Depressed loner mice get more sociable when researchers delete a memory molecule from their brains, scientists say.This molecular therapy worked about as well as giving mice antidepressants, the researchers report today in the journal Science.
The finding might help treat human ills like social phobia and post-traumatic stress, the scientists say. They targeted a molecule in a section of the brain known to be related to sensations of pleasure and danger, says Dr Olivier Berton of the University of Texas Southwestern Medical Center, one of the report’s authors. “We focused on this molecule in a region of the brain that people call the reward pathway, which people have studied a lot in relation to drugs that are abused,” he says.
Deleting the molecule from this part of the brain meant that the mice were never depressed and fearful, Berton says, even though conditions were set up that normally would make them run and hide. “If we can identify such mechanisms in the brain, that’s a way to develop antidepressants that work faster and in more people,” Berton says.

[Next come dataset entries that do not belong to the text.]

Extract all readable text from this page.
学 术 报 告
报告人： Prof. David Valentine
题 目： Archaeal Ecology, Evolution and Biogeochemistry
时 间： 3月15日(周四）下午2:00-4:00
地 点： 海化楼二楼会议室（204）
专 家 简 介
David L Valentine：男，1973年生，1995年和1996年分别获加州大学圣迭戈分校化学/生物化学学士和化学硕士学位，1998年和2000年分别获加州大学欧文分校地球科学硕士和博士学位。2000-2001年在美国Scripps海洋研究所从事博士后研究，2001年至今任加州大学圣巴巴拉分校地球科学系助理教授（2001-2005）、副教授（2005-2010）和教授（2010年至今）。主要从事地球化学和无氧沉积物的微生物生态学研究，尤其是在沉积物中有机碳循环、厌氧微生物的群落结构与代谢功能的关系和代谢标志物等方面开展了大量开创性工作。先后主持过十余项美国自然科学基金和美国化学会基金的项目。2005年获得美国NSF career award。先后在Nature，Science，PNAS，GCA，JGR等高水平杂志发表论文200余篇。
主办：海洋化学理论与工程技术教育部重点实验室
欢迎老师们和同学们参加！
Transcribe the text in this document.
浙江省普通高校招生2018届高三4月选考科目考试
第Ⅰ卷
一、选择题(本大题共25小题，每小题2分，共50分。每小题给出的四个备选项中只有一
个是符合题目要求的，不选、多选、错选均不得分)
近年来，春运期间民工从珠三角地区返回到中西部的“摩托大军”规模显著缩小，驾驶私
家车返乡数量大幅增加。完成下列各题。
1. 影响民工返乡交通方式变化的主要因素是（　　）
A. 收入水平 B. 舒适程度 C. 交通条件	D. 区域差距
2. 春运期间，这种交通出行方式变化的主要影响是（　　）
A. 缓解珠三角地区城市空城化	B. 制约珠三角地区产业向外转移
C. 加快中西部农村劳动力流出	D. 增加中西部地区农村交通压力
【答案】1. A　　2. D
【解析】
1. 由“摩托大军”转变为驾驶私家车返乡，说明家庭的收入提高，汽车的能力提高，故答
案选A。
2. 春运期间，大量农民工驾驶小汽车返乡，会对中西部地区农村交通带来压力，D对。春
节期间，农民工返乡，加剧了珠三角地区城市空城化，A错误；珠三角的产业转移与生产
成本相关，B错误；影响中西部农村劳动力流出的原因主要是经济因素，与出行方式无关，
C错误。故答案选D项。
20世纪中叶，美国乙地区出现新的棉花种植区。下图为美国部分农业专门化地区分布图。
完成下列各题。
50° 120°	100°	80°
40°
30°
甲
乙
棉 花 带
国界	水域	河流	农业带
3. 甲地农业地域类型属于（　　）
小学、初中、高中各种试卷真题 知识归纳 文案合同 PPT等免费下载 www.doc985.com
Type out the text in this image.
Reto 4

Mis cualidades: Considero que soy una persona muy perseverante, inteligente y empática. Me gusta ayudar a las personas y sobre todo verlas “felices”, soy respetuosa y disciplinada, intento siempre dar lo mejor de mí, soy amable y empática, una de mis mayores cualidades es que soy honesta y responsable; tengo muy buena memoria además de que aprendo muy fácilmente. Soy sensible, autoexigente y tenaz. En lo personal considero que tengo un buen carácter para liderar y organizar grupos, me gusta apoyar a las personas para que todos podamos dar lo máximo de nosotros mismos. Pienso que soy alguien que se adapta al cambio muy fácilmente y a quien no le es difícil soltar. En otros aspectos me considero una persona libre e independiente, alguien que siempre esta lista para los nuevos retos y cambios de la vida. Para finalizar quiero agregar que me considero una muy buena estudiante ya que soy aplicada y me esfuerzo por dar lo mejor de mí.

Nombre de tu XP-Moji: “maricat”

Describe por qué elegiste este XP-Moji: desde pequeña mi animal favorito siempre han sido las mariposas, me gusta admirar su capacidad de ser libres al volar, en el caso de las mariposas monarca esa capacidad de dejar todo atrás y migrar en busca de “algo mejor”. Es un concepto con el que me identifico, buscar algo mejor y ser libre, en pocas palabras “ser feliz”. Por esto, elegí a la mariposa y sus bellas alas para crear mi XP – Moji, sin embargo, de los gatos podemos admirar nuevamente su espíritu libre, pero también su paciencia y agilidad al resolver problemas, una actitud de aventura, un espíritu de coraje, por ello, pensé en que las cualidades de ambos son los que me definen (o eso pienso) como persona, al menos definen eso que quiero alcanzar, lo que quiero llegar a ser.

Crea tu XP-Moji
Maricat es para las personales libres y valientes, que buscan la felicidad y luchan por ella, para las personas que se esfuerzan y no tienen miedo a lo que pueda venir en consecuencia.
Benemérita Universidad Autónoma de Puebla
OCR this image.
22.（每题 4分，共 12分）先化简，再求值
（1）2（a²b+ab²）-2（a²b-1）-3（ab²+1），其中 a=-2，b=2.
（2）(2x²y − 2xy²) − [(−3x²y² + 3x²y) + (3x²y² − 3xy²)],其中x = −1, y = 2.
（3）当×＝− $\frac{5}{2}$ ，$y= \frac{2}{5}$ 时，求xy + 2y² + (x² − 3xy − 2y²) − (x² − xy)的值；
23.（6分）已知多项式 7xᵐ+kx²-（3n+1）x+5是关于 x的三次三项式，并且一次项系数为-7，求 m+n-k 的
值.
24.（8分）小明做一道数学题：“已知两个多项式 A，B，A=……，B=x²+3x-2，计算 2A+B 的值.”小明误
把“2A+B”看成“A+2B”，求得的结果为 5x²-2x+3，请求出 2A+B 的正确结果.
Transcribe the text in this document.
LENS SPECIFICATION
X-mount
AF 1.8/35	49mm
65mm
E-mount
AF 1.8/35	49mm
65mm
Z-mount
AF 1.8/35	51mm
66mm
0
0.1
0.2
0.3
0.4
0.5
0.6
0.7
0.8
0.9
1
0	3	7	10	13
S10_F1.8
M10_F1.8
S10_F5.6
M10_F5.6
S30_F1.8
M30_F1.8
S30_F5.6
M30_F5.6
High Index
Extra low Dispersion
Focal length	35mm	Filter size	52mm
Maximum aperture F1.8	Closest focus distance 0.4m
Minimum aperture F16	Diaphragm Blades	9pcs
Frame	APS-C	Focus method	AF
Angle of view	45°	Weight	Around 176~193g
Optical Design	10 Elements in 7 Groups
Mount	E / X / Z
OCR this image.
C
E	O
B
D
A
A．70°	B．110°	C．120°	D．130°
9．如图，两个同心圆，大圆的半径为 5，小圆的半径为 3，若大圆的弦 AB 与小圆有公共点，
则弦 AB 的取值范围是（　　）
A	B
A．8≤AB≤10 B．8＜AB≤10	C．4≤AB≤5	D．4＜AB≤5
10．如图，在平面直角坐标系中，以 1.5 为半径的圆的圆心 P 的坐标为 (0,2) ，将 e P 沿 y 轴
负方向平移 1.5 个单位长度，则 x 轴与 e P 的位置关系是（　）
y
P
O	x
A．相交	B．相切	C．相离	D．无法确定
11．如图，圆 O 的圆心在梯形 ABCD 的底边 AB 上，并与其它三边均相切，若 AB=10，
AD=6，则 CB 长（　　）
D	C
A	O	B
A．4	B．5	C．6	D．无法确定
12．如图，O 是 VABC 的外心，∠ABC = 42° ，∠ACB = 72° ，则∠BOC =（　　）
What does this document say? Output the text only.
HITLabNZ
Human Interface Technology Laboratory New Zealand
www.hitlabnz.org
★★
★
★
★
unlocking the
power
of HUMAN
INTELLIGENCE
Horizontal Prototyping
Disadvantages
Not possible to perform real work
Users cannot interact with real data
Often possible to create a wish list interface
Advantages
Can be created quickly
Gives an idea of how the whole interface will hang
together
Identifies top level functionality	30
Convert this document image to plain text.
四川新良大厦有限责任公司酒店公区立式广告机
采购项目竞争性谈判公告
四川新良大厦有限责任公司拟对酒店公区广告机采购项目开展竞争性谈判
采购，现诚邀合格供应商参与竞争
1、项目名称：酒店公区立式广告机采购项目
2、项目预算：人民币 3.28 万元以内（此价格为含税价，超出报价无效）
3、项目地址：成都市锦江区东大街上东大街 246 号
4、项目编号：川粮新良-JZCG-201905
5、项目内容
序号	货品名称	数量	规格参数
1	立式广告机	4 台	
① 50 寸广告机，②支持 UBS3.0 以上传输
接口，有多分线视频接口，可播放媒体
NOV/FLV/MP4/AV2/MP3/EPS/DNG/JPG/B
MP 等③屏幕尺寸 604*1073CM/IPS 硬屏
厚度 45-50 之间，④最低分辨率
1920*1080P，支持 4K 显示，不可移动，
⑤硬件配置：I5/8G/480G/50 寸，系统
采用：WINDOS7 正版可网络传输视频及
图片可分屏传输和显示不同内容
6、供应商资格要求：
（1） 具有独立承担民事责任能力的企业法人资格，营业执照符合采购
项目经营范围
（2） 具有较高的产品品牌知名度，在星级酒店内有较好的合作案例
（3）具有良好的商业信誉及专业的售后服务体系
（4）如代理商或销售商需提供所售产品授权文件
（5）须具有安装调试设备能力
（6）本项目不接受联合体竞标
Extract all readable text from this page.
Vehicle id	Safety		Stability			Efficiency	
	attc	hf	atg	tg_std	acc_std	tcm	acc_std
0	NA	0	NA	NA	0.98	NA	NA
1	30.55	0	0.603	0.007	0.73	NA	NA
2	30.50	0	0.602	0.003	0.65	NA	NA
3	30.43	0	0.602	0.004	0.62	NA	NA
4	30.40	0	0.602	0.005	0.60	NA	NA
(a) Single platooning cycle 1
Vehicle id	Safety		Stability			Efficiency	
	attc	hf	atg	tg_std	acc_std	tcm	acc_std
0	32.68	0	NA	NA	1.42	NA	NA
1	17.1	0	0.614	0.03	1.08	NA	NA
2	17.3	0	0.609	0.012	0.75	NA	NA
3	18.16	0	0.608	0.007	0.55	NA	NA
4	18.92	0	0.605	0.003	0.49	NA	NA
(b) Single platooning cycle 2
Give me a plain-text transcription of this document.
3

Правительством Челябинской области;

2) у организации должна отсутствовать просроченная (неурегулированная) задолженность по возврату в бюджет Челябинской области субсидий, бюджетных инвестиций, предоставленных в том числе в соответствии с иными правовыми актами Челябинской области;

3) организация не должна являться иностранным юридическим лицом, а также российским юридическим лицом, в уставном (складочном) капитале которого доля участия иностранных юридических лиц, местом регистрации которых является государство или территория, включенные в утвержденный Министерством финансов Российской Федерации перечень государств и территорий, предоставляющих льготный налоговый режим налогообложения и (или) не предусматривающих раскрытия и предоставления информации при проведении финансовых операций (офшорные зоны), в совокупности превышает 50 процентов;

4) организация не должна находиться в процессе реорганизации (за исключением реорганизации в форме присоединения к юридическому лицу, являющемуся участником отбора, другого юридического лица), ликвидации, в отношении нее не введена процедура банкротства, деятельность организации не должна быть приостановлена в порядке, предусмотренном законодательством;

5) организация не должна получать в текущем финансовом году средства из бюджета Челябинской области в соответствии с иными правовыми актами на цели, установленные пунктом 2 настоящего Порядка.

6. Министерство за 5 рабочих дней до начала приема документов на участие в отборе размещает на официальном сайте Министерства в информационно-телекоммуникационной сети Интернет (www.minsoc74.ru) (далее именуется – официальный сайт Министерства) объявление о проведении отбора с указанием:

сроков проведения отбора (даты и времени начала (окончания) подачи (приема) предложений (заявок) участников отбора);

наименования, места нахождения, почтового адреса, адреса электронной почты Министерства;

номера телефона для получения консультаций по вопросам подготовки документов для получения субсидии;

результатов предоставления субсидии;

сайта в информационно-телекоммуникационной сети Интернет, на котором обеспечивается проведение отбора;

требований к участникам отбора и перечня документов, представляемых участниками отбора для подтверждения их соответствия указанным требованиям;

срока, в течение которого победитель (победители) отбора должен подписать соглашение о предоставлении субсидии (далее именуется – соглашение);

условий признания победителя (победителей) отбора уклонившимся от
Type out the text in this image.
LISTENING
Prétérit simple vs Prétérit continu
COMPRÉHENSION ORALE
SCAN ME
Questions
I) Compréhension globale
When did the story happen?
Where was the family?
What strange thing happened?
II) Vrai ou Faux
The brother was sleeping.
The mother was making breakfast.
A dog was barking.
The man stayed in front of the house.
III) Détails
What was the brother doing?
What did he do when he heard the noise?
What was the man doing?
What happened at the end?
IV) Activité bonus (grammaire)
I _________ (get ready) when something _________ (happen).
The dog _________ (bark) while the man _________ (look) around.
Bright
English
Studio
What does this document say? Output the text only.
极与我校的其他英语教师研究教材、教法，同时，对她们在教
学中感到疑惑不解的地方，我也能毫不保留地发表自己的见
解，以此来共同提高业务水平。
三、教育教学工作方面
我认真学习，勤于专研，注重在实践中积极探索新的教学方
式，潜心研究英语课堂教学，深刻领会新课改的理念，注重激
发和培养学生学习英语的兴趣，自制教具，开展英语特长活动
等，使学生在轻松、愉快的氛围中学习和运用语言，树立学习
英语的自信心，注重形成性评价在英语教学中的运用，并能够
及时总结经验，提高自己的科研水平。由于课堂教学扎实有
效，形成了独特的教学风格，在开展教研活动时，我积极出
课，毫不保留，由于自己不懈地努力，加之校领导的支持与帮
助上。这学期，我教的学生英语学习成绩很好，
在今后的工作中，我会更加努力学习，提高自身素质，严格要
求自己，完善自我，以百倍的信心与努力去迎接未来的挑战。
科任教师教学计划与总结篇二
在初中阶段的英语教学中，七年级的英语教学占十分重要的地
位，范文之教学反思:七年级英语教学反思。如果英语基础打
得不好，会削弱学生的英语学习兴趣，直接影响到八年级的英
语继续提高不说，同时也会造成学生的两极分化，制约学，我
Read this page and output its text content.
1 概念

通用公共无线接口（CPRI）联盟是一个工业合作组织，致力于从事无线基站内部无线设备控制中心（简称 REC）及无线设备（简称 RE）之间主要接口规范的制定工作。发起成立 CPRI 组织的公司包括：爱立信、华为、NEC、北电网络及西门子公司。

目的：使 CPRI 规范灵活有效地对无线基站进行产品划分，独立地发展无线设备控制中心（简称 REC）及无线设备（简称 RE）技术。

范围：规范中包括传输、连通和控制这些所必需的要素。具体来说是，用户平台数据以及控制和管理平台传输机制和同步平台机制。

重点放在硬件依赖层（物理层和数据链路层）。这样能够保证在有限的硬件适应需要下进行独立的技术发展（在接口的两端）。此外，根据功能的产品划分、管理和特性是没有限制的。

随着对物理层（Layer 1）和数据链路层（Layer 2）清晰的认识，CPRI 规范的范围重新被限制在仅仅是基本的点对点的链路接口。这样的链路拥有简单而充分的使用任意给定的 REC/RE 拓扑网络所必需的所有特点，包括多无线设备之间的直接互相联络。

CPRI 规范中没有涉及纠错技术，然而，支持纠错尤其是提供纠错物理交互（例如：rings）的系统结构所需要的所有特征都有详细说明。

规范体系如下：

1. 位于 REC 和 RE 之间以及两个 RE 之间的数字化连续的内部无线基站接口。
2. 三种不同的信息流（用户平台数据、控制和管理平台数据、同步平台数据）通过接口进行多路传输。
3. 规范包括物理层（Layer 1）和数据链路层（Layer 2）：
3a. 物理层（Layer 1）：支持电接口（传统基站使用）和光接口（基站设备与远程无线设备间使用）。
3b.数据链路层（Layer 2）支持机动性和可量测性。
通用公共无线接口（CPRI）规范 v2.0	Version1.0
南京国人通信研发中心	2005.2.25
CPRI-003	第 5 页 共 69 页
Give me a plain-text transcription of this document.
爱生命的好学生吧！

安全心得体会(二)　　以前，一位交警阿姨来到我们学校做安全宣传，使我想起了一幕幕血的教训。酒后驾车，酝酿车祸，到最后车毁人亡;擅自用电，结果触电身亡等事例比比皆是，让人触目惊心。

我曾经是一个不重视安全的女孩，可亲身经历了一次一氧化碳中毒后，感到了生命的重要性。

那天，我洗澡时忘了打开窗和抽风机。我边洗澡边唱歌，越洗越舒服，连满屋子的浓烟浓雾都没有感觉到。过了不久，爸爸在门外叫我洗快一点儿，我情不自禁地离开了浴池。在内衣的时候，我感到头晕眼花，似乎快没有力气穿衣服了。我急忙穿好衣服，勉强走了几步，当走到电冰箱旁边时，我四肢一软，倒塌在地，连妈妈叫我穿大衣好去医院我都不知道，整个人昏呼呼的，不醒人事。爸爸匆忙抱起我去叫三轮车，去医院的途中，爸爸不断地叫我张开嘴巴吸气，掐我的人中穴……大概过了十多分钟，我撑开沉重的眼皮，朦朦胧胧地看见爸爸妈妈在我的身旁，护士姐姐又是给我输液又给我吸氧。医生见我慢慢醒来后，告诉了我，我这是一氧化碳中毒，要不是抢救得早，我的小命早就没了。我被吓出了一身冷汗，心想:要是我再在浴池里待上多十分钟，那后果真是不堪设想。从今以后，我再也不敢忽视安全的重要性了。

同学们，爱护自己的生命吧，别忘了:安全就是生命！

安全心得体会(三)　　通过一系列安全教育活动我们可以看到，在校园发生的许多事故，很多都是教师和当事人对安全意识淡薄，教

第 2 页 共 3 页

Depressed mice become withdrawn
To carry out the experiment, Berton and his colleagues had to find a way to reliably make mice depressed. They did this by putting ordinarily sociable mice in cages with aggressive, bullying mice. The sociable mice regularly fought with the bullies, and over a period of days became withdrawn and fearful of strange mice. Even when the bullies were removed, the depression stayed. They perked up when dosed with antidepressants for a month, Berton says.
Deleting the molecule involved anesthetising the mice, then injecting this very specific part of their brains with a virus that disables the molecule.
This kind of technique has been used experimentally in research into Parkinson’s disease, Berton says.
An alternate to antidepressants?
The result in mice was to block the typically depressed response to bullying, mimicking the response to chronic antidepressant therapy. The next step is to record the electrical activity of brain cells in the reward pathway, Berton says. “We’re trying to understand this response to stress from the molecular to the cellular to the neural circuit level of understanding,” he says.